This is exactly what and why; the Colorado Rocky mountain high Schwinn firm wanted one for Christmas too. So, They built the best Phantoms  from 1952 with exacting details and targeted December 1994 Christmas as the release date to celebrate 100 years in 1995 'Centennial' anniversary. An mid-1950's dream come true. . 

Merry post 1955 Christmas as, it'll be everything your friend has dreamed of.  🙃


----------



## bobcycles (Aug 29, 2021)

PM'd you.  I can restore an orig No repop parts bike if you go that route...


----------



## Big Daddy Bert (Sep 9, 2021)

phantom said:


> They are not hard to find only if you will take any year. When you narrow down to one year only you certainly reduce the pool of candidates. I understand that all too well. I have been looking for a red 59 well over ten years. In fact I'm not even sure I'm still looking


----------



## Big Daddy Bert (Sep 9, 2021)

phantom said:


> They are not hard to find only if you will take any year. When you narrow down to one year only you certainly reduce the pool of candidates. I understand that all too well. I have been looking for a red 59 well over ten years. In fact I'm not even sure I'm still looking 👓



Good Day. How much would an original red 59 be worth.

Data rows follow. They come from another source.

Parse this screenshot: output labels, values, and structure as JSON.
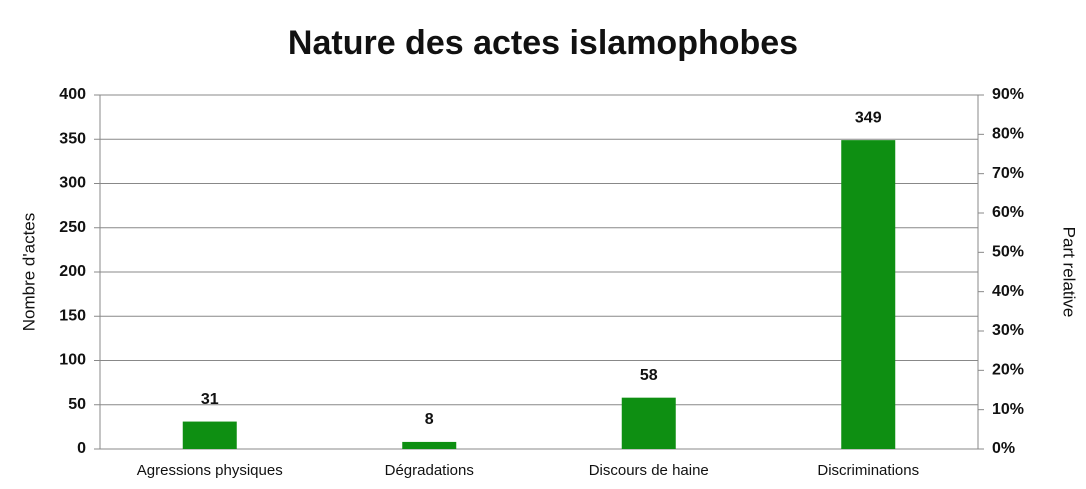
{
  "chart_data": {
    "type": "bar",
    "title": "Nature des actes islamophobes",
    "categories": [
      "Agressions physiques",
      "Dégradations",
      "Discours de haine",
      "Discriminations"
    ],
    "values": [
      31,
      8,
      58,
      349
    ],
    "color": "#0e8f12",
    "ylabel": "Nombre d'actes",
    "y2label": "Part relative",
    "ylim": [
      0,
      400
    ],
    "yticks": [
      0,
      50,
      100,
      150,
      200,
      250,
      300,
      350,
      400
    ],
    "y2lim": [
      0,
      90
    ],
    "y2ticks": [
      {
        "value": 0,
        "label": "0%"
      },
      {
        "value": 10,
        "label": "10%"
      },
      {
        "value": 20,
        "label": "20%"
      },
      {
        "value": 30,
        "label": "30%"
      },
      {
        "value": 40,
        "label": "40%"
      },
      {
        "value": 50,
        "label": "50%"
      },
      {
        "value": 60,
        "label": "60%"
      },
      {
        "value": 70,
        "label": "70%"
      },
      {
        "value": 80,
        "label": "80%"
      },
      {
        "value": 90,
        "label": "90%"
      }
    ],
    "grid": true
  }
}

Please let me know thanks Bert......


----------



## Freqman1 (Sep 9, 2021)

Big Daddy Bert said:


> Good Day. How much would an original red 59 be worth. Please let me know thanks Bert......



Depends on condition. Post pics and we can help with value. V/r Shawn


----------



## phantom (Sep 9, 2021)

Big Daddy Bert said:


> Good Day. How much would an original red 59 be worth. Please let me know thanks Bert......



Just like @Freqman1 said. It all depends on condition and if it's all there. I am not looking for one that needs any restoration at all.


----------